『精神的マスナヴィー』2巻
ジャラールッディーン・ムハンマド・ルーミー
ヤフヤの母とマルヤムの邂逅、あるいは問いと答え
ヤフヤ(洗礼者ヨハネ)が、未だ胎児のマスィーフ(メシア)にひれ伏したことについて。ヤフヤの母が彼を産む前のこと。彼女はこっそりとマルヤム(マリア)に打ち明けた、「私にははっきりと分かります、あなたの身ごもったそのお子が王者であることが。あなたのお子は果たすべき使命を担う者、全知の御方から遣わされた者。あなたに会うたび、私のおなかの荷(子)がたちまちひれ伏すのです。
3605. この子があなたのお子にひれ伏すものだから、そのたびに私のおなかが痛んでたまらないのですよ」。するとマルヤムは答えて言った、「ええ、知っていました。私のおなかを通して、あなたのお子がひれ伏すのを私も感じ取っていました」。
さて、この物語にはある問題がつきまとう。すなわち、(この物語を聞いた)愚か者たちの抗議である。「それは嘘だ!」と彼らは叫ぶ。「その物語を取り消せ、それは間違いだ。正伝によればマルヤムは、誰とも会わず一人きりで身ごもったはずだ。身ごもったと知るやマルヤムは、そのまま町へ戻らなかった。甘いおとぎ話で飾ろうとも、かの婦人は決して戻ることなく町の外で子を産んだのだぞ。
3610. そして子が生まれた後、彼女は子を包んで抱きかかえた。自らの親族の許へ戻ったのはその後の話だ。さあ、一体いつヤフヤの母がマルヤムに会ったと言うのか。一体どこでそのような言葉を交わしたと言うのか」。
こうした問いに対する答えはこうである。「誰であれ(神について)思考する者ならば、自らが知覚できることのみが世界の全てだなどとは決して思うな」。神を思索するということは、肉眼では捉えられぬ領域を思索するということである。マルヤムには、ヤフヤの母が「見えて」いたのだ、たとえ彼女からは遠く離れていたとしても。ある人々は、目を閉じていてさえ友を見る。彼らは、肉体的感覚の鎧を極限まで脱ぎ捨てた人々。その肌はあたかも格子窓のように、外側の景色(精神的事象)を 内側へ招き入れる。
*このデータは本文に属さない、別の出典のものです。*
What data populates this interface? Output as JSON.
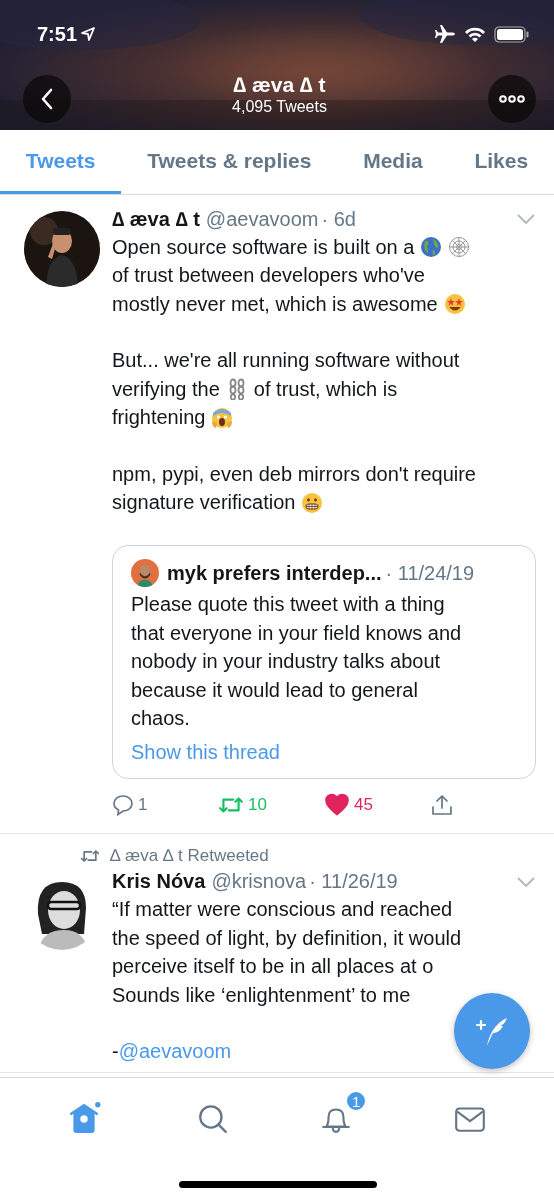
{
  "header": {
    "time": "7:51",
    "name": "∆ æva ∆ t",
    "tweet_count": "4,095 Tweets"
  },
  "tabs": [
    {
      "label": "Tweets",
      "selected": true
    },
    {
      "label": "Tweets & replies",
      "selected": false
    },
    {
      "label": "Media",
      "selected": false
    },
    {
      "label": "Likes",
      "selected": false
    }
  ],
  "tweets": [
    {
      "name": "∆ æva ∆ t",
      "handle": "@aevavoom",
      "time": "· 6d",
      "paragraphs": [
        [
          [
            {
              "text": "Open source software is built on a"
            },
            {
              "kind": "globe"
            },
            {
              "kind": "web"
            }
          ],
          [
            {
              "text": "of trust between developers who've"
            }
          ],
          [
            {
              "text": "mostly never met, which is awesome"
            },
            {
              "kind": "starstruck"
            }
          ]
        ],
        [
          [
            {
              "text": "But... we're all running software without"
            }
          ],
          [
            {
              "text": "verifying the"
            },
            {
              "kind": "chain"
            },
            {
              "text": "of trust, which is"
            }
          ],
          [
            {
              "text": "frightening"
            },
            {
              "kind": "scream"
            }
          ]
        ],
        [
          [
            {
              "text": "npm, pypi, even deb mirrors don't require"
            }
          ],
          [
            {
              "text": "signature verification"
            },
            {
              "kind": "grimace"
            }
          ]
        ]
      ],
      "quote": {
        "name": "myk prefers interdep...",
        "time": "· 11/24/19",
        "lines": [
          "Please quote this tweet with a thing",
          "that everyone in your field knows and",
          "nobody in your industry talks about",
          "because it would lead to general",
          "chaos."
        ],
        "link": "Show this thread"
      },
      "actions": {
        "replies": "1",
        "retweets": "10",
        "likes": "45",
        "retweeted": true,
        "liked": true
      }
    },
    {
      "retweeted_by": "∆ æva ∆ t Retweeted",
      "name": "Kris Nóva",
      "handle": "@krisnova",
      "time": "· 11/26/19",
      "paragraphs": [
        [
          [
            {
              "text": "“If matter were conscious and reached"
            }
          ],
          [
            {
              "text": "the speed of light, by definition, it would"
            }
          ],
          [
            {
              "text": "perceive itself to be in all places at o"
            }
          ],
          [
            {
              "text": "Sounds like ‘enlightenment’ to me"
            }
          ]
        ],
        [
          [
            {
              "text": "-"
            },
            {
              "kind": "link",
              "text": "@aevavoom"
            }
          ]
        ]
      ]
    }
  ],
  "nav": [
    {
      "kind": "home",
      "selected": true
    },
    {
      "kind": "search",
      "selected": false
    },
    {
      "kind": "notifications",
      "selected": false,
      "badge": "1"
    },
    {
      "kind": "messages",
      "selected": false
    }
  ]
}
3615. 「それでもなお、外側からも内側からも「彼女らの邂逅」が「見えない」と言うのか。ならば愚か者よ、せめて(今この場で説明した)意味を持って立ち去れ!「naksh(物語)」のshの文字のごとく、綴りの尻尾にぶら下がる者にはなるな。物語を聞くときに、言葉という形式にしがみつく者にはなるな。彼らは言う、「一体どうしてカリーラは、言葉も無しにディムナの言うことが分かるのか。仮にけだもの同士が互いを理解できたとしても、はっきりとした言葉にもなっていない彼らのやり取りを、どうして人間が知り得ようか。一体どうしてヒョウのディムナが、ライオンと雄牛の使節となり得ようか。
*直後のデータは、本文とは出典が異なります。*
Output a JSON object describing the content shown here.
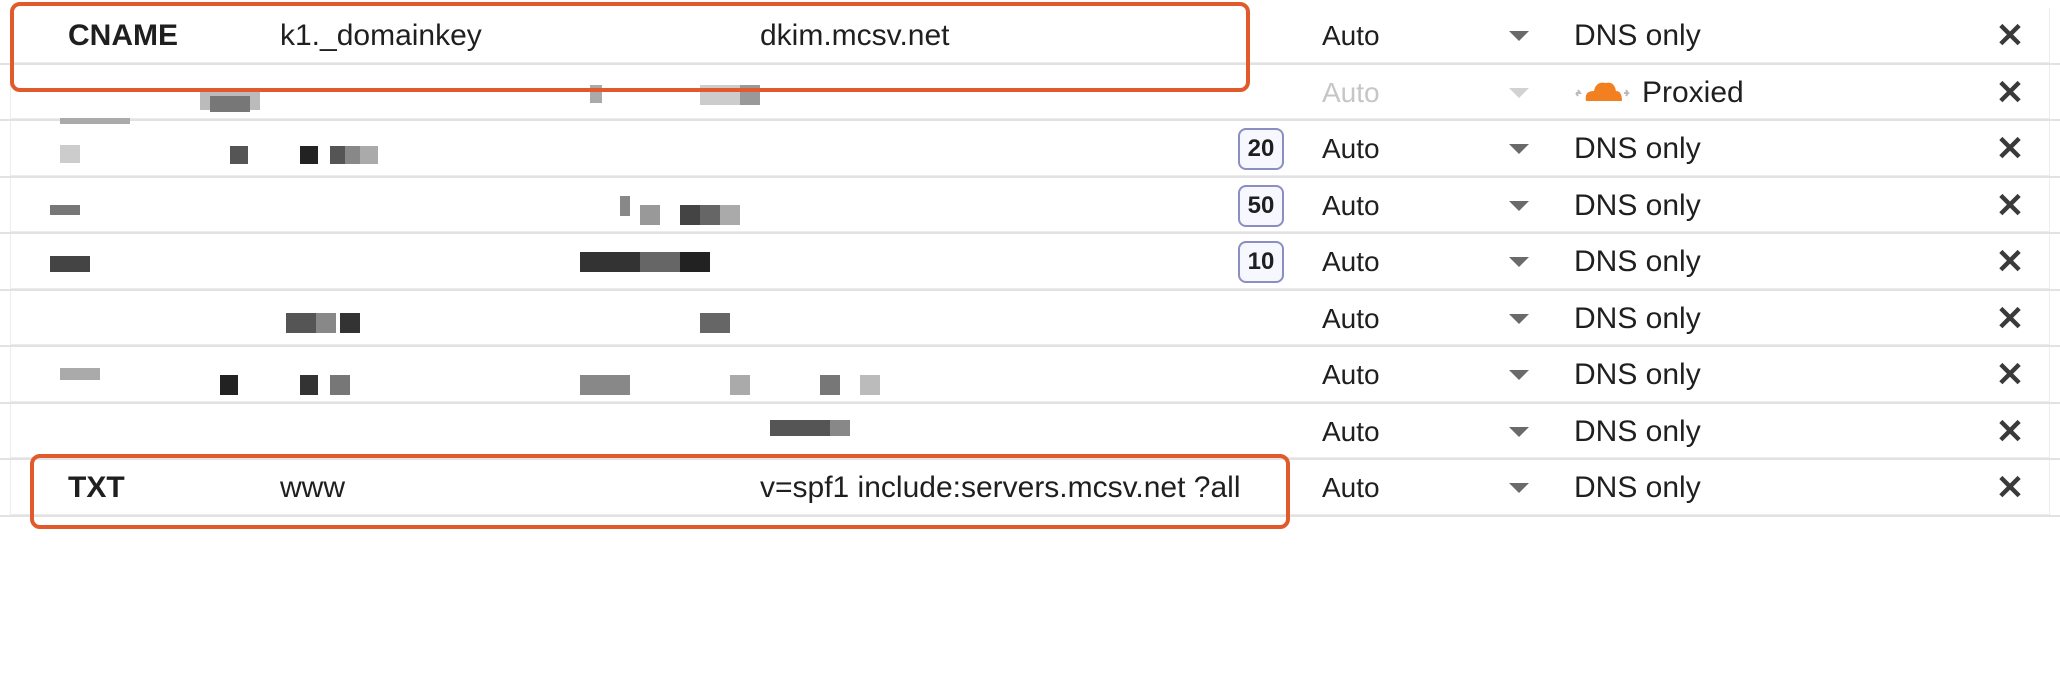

3620. 高貴な雄牛が、ライオンの宰相となり得たのは何故か?どうして象が、月を怖れるだろうか?『カリーラとディムナ』は、全て作り話の絵空事に過ぎない。でなければコウノトリとカラスの諍いなど、起こりえることではない」。 ー ああ、わが友人たちよ。物語とは器のようなもの。そして意味とは、器の中に入った小麦のようなもの。知性ある賢き者ならば中身の小麦を選び取り、器は気にもかけないだろう。肝心なのは小麦であり、決して器ではないのだから。バラとナイチンゲールの間にどのようなやり取りが交わされているか、耳傾けてみるが良い ー これもまた、「声無き語らい」の範疇であるが。
「バラとナイチンゲール」:「バラとナイチンゲール」はペルシャ語圏の人々や、その文学に親しむ者には非常になじみ深い比喩である。バラは美しい恋人(愛される者)を、ナイチンゲールはその恋人に愛と忠誠を誓う者(愛する者)、あるいは愛される者の美を歌う詩人を表わすとも解される。メヴラーナは「これ(バラとナイチンゲール)が文学的表現として受容できるなら、『カリーラとディムナ』も同様に受容できないはずがない」と主張する。これはメヴラーナの、宗教学者としてというよりも表現者・文学者としての見解と捉えることもできるだろう。
ところで原語に厳密に従えば、これは「ナイチンゲール(hazal)」ではなく「ヒヨドリ(bolbol)」と訳すのが正しいとする説も存在する。しかしここでは(メヴラーナの言う「言葉という形式にしがみつく者」になるのを恐れ、)慣例に従い「ナイチンゲール」と表記することとした。